On March 21, Dill was supposed to bring her three children over to the South Orlando home of her best friend, Kathleen Voss Woolrich. The two had cultivated a close friendship since 2008; they shared all the resources that they had, from debit-card PINs to transportation to baby-sitting and house keys. They helped one another out, forming a safety net where there wasn’t one already. They “hustled,” as Woolrich describes it, picking up short-term work, going out to any event they could get free tickets to, living the high life on the low-down, cleaning houses for friends to afford tampons and shampoo. They were the working poor, and they existed in the shadows of the economic recovery that has yet to reach many average people.
So on March 21, when Dill never showed up with her three kids (who often came over to play with her 9-year-old daughter, Zahra), Woolrich was surprised she didn’t even get a phone call from Dill. She shot her a text message – something along the lines of “Thanks for ditching me, LOL” – not knowing what had actually happened. Dill, who was estranged from her husband and raising three children aged 3, 7 and 9 by herself, had picked up yet another odd job. She was selling vacuums on a commission basis for Rainbow Vacuums. On that day, in order to make enough money to survive, she made two last-minute appointments. At one of those appointments, in Kissimmee, she collapsed and died on a stranger’s floor.

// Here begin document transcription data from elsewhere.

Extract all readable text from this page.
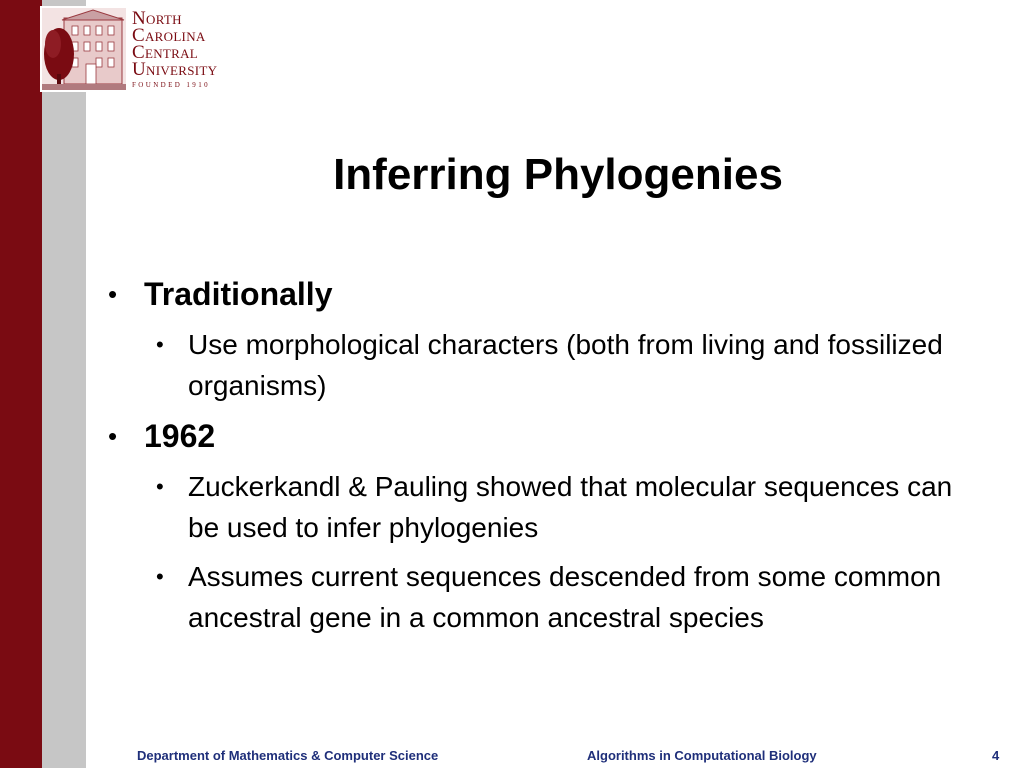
North
Carolina
Central
University
FOUNDED 1910
Inferring Phylogenies
• Traditionally
• Use morphological characters (both from living and fossilized organisms)
• 1962
• Zuckerkandl & Pauling showed that molecular sequences can be used to infer phylogenies
• Assumes current sequences descended from some common ancestral gene in a common ancestral species
Department of Mathematics & Computer Science	Algorithms in Computational Biology	4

Dill’s death was not unpredictable, nor was it unpreventable. She had a documented heart condition for which she took medication. But she also happened to be one of the people who fall within the gap created by the 2012 U.S. Supreme Court ruling that allowed states to opt out of Medicaid expansion, which was a key part of the Affordable Care Act’s intention to make health care available to everyone. In the ensuing two years, 23 states have refused to expand Medicaid, including Florida, which rejected $51 billion from the federal government over the period of a decade to overhaul its Medicaid program to include people like Dill and Woolrich – people who work, but do not make enough money to qualify for the Affordable Care Act’s subsidies. They, like many, are victims of a political war – one that puts the lives and health of up to 17,000 U.S. residents and 2,000 Floridians annually in jeopardy, all in the name of rebelling against President Barack Obama’s health care plan.